I think now is an auspicious time to try to grow a a new branch on this
rhizome. It's been interesting to read the range of responses to the
discussion about ownership: my previous experience with lists is that
concentration on their stated subject tends to mask the real variables
of the society that gives them life. Sort of like everyone wearing blue
suits.

I'm sure this phenomenon isn't restricted to the Internet. I perceive it
in my daily exchanges with the warm bodies of my universe.

This display of beliefs, from Milton Friedman to Ayn Rand to Joseph
Stalin, is quite striking to me. I didn't know those folks were into
microsound! I had a more uniform picture of this cultural coalescence.

So my question is: what is the social construction of the microsound
aesthetic? By this I mean not that the Internet or digital computing has
made this possible, (although that's a part of it) but what everyday
beliefs are expressed in the qualities and organization of microsonic
works?

How does a group of folks with such diverse perspectives come to make a
cultural product with such a (relatively) clear shape? Or how does a
defined cultural aesthetic come to create a society of such diversity?

I've just begun to think about this. I should point out that probably
anyone of you is more conversant with the body of microsound works than
I am.

I'd like to pick apart individual works and try to suggest how their
properties attract a kind of commonality of belief, or how their
properties come to be variously and widely interpreted in their meaning.

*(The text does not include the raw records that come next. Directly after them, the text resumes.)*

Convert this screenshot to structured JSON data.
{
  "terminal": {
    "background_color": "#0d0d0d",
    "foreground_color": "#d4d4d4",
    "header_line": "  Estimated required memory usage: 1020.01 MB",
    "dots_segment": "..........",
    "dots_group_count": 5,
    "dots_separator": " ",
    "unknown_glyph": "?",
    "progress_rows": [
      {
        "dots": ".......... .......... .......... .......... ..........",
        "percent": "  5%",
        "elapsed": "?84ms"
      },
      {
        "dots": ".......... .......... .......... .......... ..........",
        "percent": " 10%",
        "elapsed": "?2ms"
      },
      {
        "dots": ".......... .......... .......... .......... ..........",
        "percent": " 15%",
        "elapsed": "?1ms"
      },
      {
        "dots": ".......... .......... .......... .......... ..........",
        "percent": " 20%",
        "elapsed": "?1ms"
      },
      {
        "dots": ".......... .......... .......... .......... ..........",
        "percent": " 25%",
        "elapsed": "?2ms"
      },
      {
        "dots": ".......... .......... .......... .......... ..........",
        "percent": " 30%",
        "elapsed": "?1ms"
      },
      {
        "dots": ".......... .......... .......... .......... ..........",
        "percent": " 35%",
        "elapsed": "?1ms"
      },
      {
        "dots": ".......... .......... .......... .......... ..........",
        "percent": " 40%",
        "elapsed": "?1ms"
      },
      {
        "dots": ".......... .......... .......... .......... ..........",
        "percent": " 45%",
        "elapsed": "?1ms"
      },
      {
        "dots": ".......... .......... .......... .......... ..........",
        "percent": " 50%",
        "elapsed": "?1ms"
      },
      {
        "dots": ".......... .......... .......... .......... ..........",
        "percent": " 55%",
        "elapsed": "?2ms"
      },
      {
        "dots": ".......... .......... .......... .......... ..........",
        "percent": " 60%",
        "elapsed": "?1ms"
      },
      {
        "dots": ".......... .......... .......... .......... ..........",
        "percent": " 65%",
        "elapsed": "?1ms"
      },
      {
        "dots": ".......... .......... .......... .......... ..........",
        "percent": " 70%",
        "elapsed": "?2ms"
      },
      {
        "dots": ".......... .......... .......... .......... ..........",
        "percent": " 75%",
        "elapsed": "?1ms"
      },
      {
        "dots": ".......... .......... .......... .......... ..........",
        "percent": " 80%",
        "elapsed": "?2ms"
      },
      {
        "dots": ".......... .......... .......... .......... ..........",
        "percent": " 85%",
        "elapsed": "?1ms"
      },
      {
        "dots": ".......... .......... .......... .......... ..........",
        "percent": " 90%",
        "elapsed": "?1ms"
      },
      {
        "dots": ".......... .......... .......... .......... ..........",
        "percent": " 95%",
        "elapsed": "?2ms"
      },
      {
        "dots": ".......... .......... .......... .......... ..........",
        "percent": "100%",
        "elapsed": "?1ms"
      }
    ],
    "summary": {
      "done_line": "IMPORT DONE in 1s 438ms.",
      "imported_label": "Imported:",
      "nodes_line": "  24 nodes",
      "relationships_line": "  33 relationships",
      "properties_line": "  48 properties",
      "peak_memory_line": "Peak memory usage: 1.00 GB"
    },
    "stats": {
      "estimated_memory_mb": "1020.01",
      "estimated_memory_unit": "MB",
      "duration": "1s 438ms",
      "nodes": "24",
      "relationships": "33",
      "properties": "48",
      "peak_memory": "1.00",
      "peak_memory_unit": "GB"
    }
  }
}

For example, there is the quality of the sonic choices, which are
unscored by a discourse that categorizes them as the leavings of our
epoch's paradigmatic mode of production: digital computation.

By way of contrast, the Pop Art of the 60's was also based on the
"cast-off" forms of the dominant culture: comics, advertising, trash and
the everyday. Yet these appropriations fostered a warm, though not
friendly, engagment with their audience.

Microsonics seems a more minimal stance, at least at first glance. (I
know I'm ignoring Curtis Roads here.) I seem to recall a comparison with
the Minimalist sculptors of the late 60's (Judd, Andre, etc.) which is
interesting because much of that work was conceived from a "political"
stance.

Minimalism investigated of how far sculpture could limit its spatial
concern and still be called sculpture, but there was also the "fuck you"
of how much a gallery or patron would pay for nothing.

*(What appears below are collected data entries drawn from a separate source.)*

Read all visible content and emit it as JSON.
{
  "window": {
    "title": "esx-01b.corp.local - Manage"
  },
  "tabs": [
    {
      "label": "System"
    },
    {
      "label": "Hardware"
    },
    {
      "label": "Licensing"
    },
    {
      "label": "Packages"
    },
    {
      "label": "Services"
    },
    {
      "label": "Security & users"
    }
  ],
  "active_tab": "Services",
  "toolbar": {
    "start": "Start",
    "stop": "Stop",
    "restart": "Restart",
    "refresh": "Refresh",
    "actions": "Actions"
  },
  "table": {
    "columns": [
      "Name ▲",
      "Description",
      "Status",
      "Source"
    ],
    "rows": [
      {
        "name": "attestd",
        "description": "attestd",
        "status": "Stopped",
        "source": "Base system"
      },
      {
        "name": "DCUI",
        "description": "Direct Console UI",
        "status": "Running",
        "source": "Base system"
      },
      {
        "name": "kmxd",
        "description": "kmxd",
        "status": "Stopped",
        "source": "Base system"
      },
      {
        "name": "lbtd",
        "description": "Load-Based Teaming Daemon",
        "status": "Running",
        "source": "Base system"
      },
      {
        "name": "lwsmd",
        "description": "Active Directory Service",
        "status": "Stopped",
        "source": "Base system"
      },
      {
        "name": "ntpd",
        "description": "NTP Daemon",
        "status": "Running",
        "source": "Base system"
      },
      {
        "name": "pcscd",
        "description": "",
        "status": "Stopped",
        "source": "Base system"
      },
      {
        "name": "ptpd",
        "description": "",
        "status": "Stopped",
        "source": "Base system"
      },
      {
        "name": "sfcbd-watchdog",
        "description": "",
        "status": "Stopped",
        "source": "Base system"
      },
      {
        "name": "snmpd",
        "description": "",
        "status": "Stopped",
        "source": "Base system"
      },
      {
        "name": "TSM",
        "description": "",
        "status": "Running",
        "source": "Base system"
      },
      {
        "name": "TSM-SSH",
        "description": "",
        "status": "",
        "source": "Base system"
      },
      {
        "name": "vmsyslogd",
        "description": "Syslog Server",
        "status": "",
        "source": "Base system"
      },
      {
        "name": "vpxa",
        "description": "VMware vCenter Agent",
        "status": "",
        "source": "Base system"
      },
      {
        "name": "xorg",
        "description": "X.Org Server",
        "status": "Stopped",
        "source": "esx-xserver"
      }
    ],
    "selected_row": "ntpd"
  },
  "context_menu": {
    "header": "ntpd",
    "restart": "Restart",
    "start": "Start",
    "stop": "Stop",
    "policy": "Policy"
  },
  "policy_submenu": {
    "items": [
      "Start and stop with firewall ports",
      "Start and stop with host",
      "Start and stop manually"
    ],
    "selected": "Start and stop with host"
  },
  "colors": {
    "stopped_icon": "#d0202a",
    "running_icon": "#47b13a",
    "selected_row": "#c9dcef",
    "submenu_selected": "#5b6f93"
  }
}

So where does this place the sound of a laptop crashing? Or work
performed at the threshold of audibility?

The reduced use of harmonic sound signals a greater interest in rhythm,
perhaps even truncated to repetition. (again Minimalism?)

Microsound is also not primarily a vocal music. Is this a reaction to
Rap? Or in its abstraction, does it offer more varied interpretations?

The list had also been critical of Matthew Herbert's compositions with
expressed social concerns. I think I understand this now less than I
did. Is his work a "bad" example of socially concerned art? Or are
social concerns without a place in microsound?

Perhaps I've mischaracterized microsound. I love to get that "what is"
conversation going again. But I don't think we have to reach a final
definition, but just point to where the definition starts to unravel.

Hopefully some of the rest of you might be interested in contributing
your thoughts to those attitudes and emotions that must certainly arise
from daily life; and that find their expression not only in widely
varying social beliefs, but also in a society of microsound.